# Thread: parallelogram area with 3D vectors

1. ## parallelogram area with 3D vectors

How do I find the area of a parallelogram with the given vertices
K (1, 3, 2) L (1, 4, 4) M (4, 9, 4) N (4, 8, 2)

I have to use the cross product, but I'm pretty lost.

2. Originally Posted by acg716
How do I find the area of a parallelogram with the given vertices
K (1, 3, 2) L (1, 4, 4) M (4, 9, 4) N (4, 8, 2)

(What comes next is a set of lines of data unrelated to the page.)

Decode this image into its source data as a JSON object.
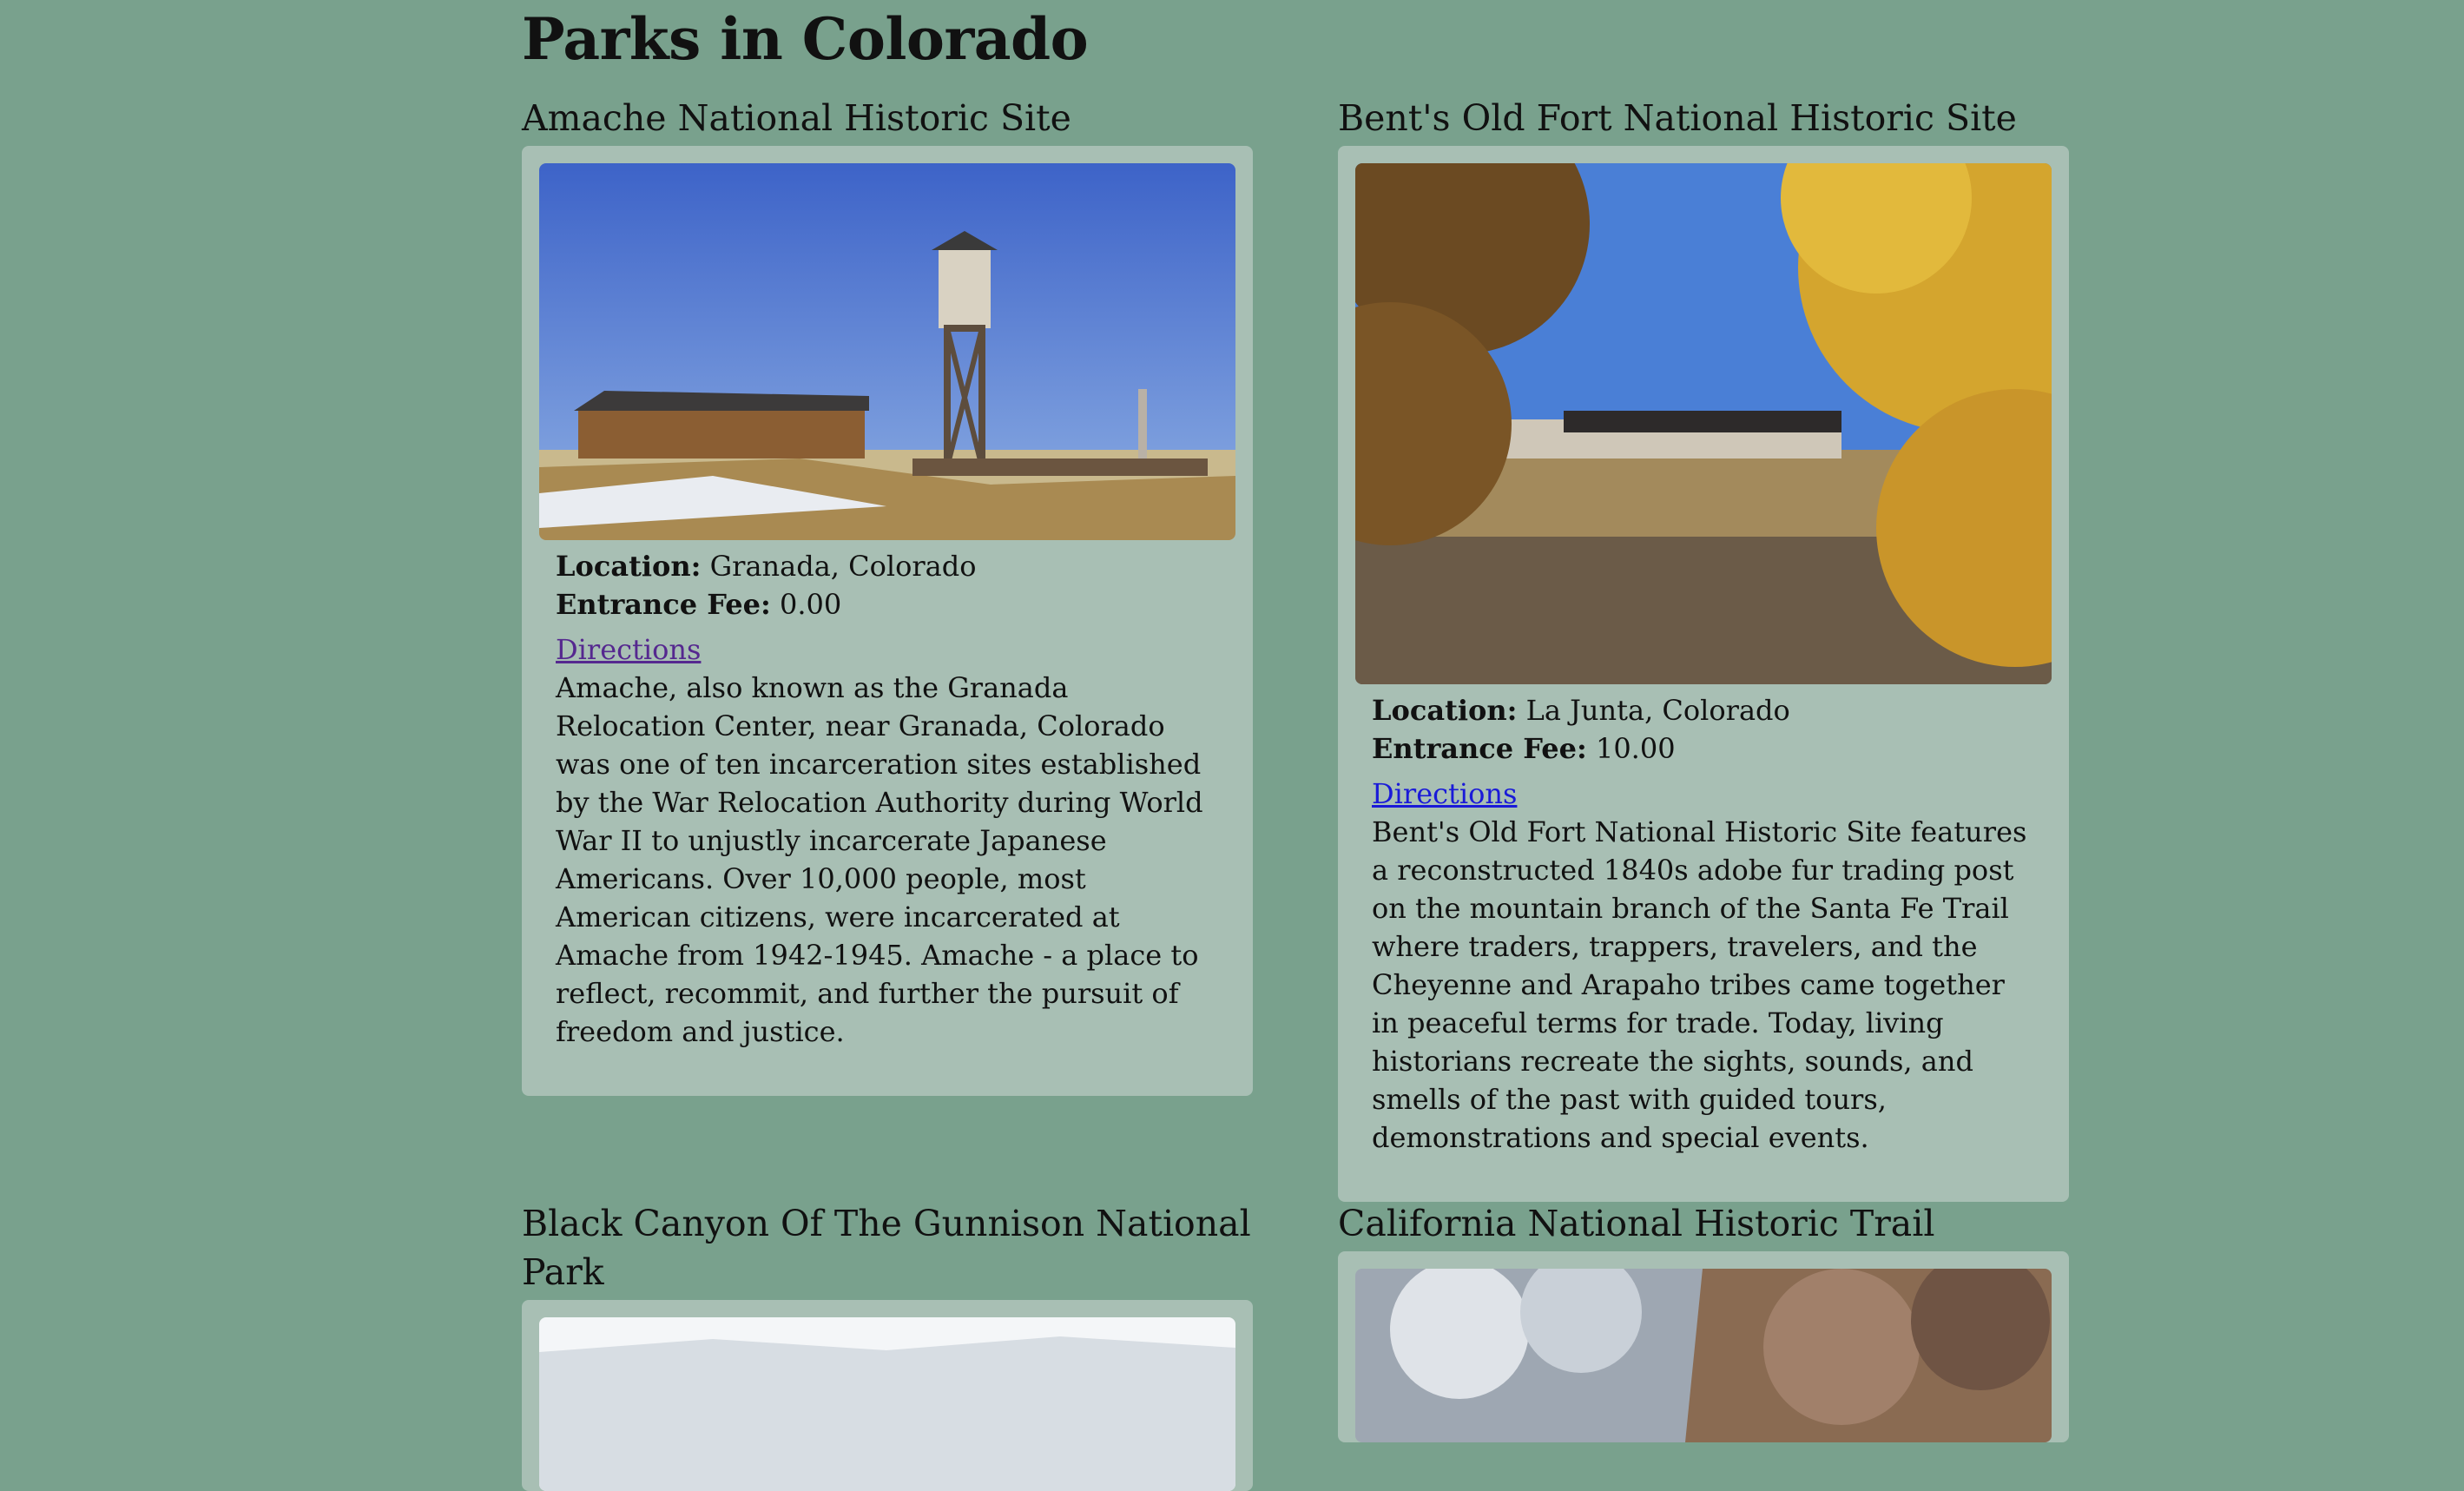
{
  "page_title": "Parks in Colorado",
  "parks": [
    {
      "name": "Amache National Historic Site",
      "location_label": "Location:",
      "location": "Granada, Colorado",
      "fee_label": "Entrance Fee:",
      "fee": "0.00",
      "directions": "Directions",
      "description": "Amache, also known as the Granada Relocation Center, near Granada, Colorado was one of ten incarceration sites established by the War Relocation Authority during World War II to unjustly incarcerate Japanese Americans. Over 10,000 people, most American citizens, were incarcerated at Amache from 1942-1945. Amache - a place to reflect, recommit, and further the pursuit of freedom and justice."
    },
    {
      "name": "Bent's Old Fort National Historic Site",
      "location_label": "Location:",
      "location": "La Junta, Colorado",
      "fee_label": "Entrance Fee:",
      "fee": "10.00",
      "directions": "Directions",
      "description": "Bent's Old Fort National Historic Site features a reconstructed 1840s adobe fur trading post on the mountain branch of the Santa Fe Trail where traders, trappers, travelers, and the Cheyenne and Arapaho tribes came together in peaceful terms for trade. Today, living historians recreate the sights, sounds, and smells of the past with guided tours, demonstrations and special events."
    },
    {
      "name": "Black Canyon Of The Gunnison National Park"
    },
    {
      "name": "California National Historic Trail"
    }
  ],
  "colors": {
    "page_background": "#79a18d",
    "card_background": "#a8bfb4",
    "link_visited": "#55288f",
    "link": "#1a1ad8"
  }
}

I have to use the cross product, but I'm pretty lost.
For any $\vec{u},\vec{v}\in\mathbb{R}^3$, $\|\vec{u}\times \vec{v}\|=\|\vec{u}\| \|\vec{v}\| |\sin(\vec{u},\vec{v})|$ equals the area of the parallelogram defined by the points $O,O+\vec{u},O+\vec{u}+\vec{v},O+\vec{v}$.
Thanks to the above, the area of $KLMN$ is $\|\overrightarrow{KL}\times\overrightarrow{KM}\|$: compute the vectors, the cross-product, and then the norm.
Then (like I wrote earlier) the area is given by the norm of this vector: $\|(x,y,z)\|=\sqrt{x^2+y^2+z^2}$, where $(x,y,z)$ is to be replaced by the cross product.